Riflettiamo quindi su questa ricerca per con­cludere che: «tutta una serie di sistemi di assi­stenza in ogni quartiere urbano e in ogni zona rurale, dovrebbe potere evitare l'attuale flagello che sono le permanenze nei "depositi", i grandi nidi per l'infanzia, gli spostamenti di un bambino in vari luoghi, il suo trasferimento in regioni lon­tane».

GIULIANA LATTES

 

 

F. DE FIORE, Meglio un malato in meno che cento letti in più (Otto anni di lotta per la salute in Italia), Il Pensiero Scientifico Editore, Roma, 1977, pagg. 137, L. 3.000.

 

L'Autore ha voluto, con il titolo di questo libro, richiamare l'attenzione sugli ospedali che dovreb­bero essere centri per la salute invece che «in­dustrie della medicina».

Il libro è un diario di un non medico che si è trovato a vivere tra i medici ed i problemi della salute, ed ha voluto affidare le sue riflessioni e le sue speranze ai lettori, perché tutti si sentano coinvolti in questa grossa questione e affinché la propria e l'altrui salute diventino problemi propri e di tutti per una soluzione adeguata.

Vengono evidenziati tutti i nodi della questione all'interno della riforma sanitaria: ospedali, uni­versità, istituzioni psichiatriche, formazione dei medici e degli infermieri, stampa medica, uso dei farmaci.

Gli obiettivi sono la riaffermazione del diritto del singolo e della collettività alla salute, il do­vere da parte degli addetti alla tutela di tale di­ritto di coinvolgere il cittadino nelle lotte per una coscienza ed una educazione sanitaria, la prevenzione e non solo la cura della malattia pri­vilegiando la dimensione umana e sociale e met­tendo al giusto posto il momento tecnico.

L'approvazione della riforma sanitaria è stato un grosso passo avanti anche per le norme inno­vative riguardanti la partecipazione e la respon­sabilizzazione del cittadino alla gestione della salute.

Certo ora resta il problema di calare nella prassi quotidiana la gestione e la conduzione del­la riforma.

Non altrettanto è successo per la riforma uni­versitaria: la formazione dei medici continua ad essere effettuata privilegiando gli aspetti tera­peutici e mercantili invece di puntare su un me­dico e una medicina maggiormente inseriti nella società in modo impegnato e creativo.

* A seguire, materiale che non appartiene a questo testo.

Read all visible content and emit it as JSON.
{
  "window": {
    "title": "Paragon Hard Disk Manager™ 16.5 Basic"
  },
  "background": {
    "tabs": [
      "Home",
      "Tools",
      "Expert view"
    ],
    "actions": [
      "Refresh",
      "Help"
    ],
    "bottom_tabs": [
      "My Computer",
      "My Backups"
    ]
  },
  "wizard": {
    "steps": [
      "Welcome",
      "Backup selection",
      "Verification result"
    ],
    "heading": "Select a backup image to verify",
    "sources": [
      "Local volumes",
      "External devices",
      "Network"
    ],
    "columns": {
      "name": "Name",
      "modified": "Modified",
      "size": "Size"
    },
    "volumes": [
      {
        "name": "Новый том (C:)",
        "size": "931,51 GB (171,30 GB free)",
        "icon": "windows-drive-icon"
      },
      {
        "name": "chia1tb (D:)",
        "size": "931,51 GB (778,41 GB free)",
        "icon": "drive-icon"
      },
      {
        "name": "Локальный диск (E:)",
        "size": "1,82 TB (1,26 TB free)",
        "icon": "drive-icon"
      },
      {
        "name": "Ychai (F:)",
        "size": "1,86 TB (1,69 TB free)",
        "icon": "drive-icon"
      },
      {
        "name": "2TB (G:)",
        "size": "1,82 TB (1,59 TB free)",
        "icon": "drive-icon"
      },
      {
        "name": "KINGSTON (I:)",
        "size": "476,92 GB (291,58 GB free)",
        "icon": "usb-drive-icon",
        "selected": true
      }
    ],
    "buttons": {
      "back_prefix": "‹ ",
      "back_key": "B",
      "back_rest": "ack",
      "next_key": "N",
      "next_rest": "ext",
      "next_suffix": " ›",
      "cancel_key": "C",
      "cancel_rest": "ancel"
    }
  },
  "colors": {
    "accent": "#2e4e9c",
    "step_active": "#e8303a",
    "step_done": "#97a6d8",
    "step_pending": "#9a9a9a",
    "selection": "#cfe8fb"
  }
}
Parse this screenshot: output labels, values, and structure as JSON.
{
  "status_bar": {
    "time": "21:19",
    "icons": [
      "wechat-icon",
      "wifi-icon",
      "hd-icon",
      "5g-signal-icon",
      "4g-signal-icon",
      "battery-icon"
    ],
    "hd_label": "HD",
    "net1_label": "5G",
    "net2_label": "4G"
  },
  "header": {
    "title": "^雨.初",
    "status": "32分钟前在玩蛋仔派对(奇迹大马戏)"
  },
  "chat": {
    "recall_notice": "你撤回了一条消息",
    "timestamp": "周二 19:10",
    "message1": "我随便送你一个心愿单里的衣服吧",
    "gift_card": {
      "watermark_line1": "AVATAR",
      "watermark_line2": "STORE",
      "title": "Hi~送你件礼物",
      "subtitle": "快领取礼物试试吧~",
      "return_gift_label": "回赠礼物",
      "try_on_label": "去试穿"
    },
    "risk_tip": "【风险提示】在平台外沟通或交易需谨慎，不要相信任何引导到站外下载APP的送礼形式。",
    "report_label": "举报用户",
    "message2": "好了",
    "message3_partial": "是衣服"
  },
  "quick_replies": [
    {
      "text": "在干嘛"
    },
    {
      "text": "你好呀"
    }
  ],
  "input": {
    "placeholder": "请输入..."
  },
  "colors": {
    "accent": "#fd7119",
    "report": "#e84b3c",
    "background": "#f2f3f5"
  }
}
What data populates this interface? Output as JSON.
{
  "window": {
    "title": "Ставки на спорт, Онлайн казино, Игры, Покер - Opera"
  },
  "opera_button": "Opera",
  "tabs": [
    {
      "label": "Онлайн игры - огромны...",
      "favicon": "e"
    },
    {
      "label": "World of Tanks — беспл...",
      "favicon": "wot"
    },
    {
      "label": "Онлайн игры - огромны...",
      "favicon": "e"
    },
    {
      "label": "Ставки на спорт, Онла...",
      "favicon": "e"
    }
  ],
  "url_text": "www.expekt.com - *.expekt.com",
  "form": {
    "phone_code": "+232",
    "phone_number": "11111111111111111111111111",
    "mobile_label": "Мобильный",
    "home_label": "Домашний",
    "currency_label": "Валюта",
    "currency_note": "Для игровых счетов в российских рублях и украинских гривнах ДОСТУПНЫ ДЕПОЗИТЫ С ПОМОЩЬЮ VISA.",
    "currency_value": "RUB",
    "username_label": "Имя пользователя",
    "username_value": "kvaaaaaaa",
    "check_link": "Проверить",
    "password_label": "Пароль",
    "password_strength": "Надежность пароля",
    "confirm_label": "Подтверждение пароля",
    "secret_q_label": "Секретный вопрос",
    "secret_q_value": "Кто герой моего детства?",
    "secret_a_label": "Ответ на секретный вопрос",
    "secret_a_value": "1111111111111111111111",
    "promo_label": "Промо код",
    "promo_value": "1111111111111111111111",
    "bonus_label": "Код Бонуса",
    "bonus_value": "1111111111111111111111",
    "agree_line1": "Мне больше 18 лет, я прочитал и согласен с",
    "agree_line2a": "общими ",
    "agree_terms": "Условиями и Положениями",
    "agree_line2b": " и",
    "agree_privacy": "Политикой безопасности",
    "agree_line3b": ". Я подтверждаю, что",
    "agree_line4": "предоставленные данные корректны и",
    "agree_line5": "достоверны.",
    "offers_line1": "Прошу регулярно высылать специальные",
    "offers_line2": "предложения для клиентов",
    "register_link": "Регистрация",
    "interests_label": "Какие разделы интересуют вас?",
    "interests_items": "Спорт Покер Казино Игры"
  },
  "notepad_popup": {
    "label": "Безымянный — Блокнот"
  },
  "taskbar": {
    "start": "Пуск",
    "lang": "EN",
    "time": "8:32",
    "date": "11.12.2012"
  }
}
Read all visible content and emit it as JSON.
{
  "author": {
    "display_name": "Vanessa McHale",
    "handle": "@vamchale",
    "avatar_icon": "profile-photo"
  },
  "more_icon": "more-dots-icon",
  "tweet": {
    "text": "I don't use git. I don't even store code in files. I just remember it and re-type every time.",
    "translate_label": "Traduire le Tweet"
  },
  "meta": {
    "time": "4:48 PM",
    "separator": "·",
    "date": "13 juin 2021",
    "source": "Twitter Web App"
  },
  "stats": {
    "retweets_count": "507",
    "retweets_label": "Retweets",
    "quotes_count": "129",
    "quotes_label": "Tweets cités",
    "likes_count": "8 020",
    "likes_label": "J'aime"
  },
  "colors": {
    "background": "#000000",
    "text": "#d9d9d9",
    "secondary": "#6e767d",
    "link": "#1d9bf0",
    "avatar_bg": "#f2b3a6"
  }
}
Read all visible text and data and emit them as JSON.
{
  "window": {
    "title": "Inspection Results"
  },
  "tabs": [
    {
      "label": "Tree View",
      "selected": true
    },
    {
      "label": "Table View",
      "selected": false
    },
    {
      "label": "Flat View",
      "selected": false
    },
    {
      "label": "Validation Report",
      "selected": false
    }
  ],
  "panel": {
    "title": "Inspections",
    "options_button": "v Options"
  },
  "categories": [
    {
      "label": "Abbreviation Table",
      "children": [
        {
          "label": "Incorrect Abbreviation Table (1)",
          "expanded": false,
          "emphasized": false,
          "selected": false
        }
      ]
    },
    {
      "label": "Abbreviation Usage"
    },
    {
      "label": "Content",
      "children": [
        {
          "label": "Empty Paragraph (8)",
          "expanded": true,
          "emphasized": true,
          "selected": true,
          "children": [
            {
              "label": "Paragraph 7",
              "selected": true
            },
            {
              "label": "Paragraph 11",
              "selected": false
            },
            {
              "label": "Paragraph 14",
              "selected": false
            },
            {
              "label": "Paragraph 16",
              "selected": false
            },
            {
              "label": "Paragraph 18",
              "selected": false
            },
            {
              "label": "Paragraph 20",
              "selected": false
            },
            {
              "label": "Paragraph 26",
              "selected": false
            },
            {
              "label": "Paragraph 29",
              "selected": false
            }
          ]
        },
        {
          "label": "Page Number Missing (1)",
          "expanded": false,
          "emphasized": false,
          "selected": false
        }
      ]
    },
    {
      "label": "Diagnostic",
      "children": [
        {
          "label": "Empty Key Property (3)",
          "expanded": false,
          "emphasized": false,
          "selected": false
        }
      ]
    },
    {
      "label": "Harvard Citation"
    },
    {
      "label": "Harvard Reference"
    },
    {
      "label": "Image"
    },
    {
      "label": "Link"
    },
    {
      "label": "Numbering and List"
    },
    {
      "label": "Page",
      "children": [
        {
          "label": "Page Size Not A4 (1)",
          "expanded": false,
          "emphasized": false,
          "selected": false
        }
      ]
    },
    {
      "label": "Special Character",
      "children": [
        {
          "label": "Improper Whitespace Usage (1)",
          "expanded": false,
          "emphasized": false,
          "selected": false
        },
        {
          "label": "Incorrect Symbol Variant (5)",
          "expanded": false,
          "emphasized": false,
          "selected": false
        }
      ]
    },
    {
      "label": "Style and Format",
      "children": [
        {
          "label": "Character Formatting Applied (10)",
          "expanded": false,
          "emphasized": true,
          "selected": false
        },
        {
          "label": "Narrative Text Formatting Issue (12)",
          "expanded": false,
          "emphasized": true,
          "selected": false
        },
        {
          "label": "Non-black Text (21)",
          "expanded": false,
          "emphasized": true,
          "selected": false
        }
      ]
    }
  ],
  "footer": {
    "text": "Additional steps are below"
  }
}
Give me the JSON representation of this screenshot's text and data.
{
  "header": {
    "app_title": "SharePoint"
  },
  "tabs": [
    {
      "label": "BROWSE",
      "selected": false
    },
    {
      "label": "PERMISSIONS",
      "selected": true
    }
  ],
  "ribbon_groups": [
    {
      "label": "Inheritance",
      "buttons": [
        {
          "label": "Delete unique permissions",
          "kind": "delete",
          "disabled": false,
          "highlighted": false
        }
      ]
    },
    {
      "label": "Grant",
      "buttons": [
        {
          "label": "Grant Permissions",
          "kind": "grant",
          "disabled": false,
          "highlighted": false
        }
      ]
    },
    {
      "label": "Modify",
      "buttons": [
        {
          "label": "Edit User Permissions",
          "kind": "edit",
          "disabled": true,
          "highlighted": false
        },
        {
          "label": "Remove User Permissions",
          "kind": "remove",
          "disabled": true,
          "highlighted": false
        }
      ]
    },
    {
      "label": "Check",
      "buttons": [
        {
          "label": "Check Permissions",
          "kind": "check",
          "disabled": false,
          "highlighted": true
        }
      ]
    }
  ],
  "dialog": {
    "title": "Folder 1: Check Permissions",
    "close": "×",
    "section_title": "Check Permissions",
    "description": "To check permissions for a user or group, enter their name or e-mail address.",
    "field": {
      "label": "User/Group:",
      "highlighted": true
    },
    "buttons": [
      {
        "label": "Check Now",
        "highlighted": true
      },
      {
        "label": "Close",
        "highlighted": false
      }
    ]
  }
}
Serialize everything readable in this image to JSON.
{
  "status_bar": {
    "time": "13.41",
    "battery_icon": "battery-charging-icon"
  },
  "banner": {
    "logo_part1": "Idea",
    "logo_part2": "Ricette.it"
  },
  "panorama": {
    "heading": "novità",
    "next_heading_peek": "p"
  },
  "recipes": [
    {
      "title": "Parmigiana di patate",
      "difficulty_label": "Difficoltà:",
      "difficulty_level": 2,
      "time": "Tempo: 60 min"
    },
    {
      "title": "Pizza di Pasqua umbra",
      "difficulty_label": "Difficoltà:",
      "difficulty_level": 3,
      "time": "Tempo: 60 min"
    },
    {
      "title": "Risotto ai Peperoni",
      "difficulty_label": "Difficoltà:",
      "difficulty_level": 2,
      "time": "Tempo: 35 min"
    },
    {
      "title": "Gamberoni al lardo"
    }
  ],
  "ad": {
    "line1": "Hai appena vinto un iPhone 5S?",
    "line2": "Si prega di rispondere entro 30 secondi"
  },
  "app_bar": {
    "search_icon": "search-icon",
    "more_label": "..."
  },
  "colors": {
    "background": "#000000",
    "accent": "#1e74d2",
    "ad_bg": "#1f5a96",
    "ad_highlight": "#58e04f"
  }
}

La legge 132/68 sull'assistenza ospedaliera è stata attuata secondo una logica efficientistica ed è aumentato il divario Nord-Sud.

Problematico anche il bilancio sulla psichiatria nonostante che la legge 180 abbia sancito defini­tivamente la chiusura dei manicomi, la creazione dei reparti nei comuni ospedali e la priorità degli interventi sul territorio: resta tuttavia l'interro­gativo che poneva Jervis «può uno psichiatra operare nella società senza integrare il malato? Può essere qualcosa di più e di meglio di un buon rieducatore?».

Tuttavia, conclude F. De Fiore, si sta andando avanti: bisognerà perciò individuare i ritardi, i compromessi, le omissioni per iniziare a dare una corretta attuazione operativa alla riforma sani­taria.

Questi problemi vanno individuati non solo dai «tecnici della salute», ma dai cittadini tutti che dovranno battersi per favorire una maggiore co­municazione con i tecnici ed i politici, e per un impegno sempre più concreto sulla salute indi­viduale e collettiva.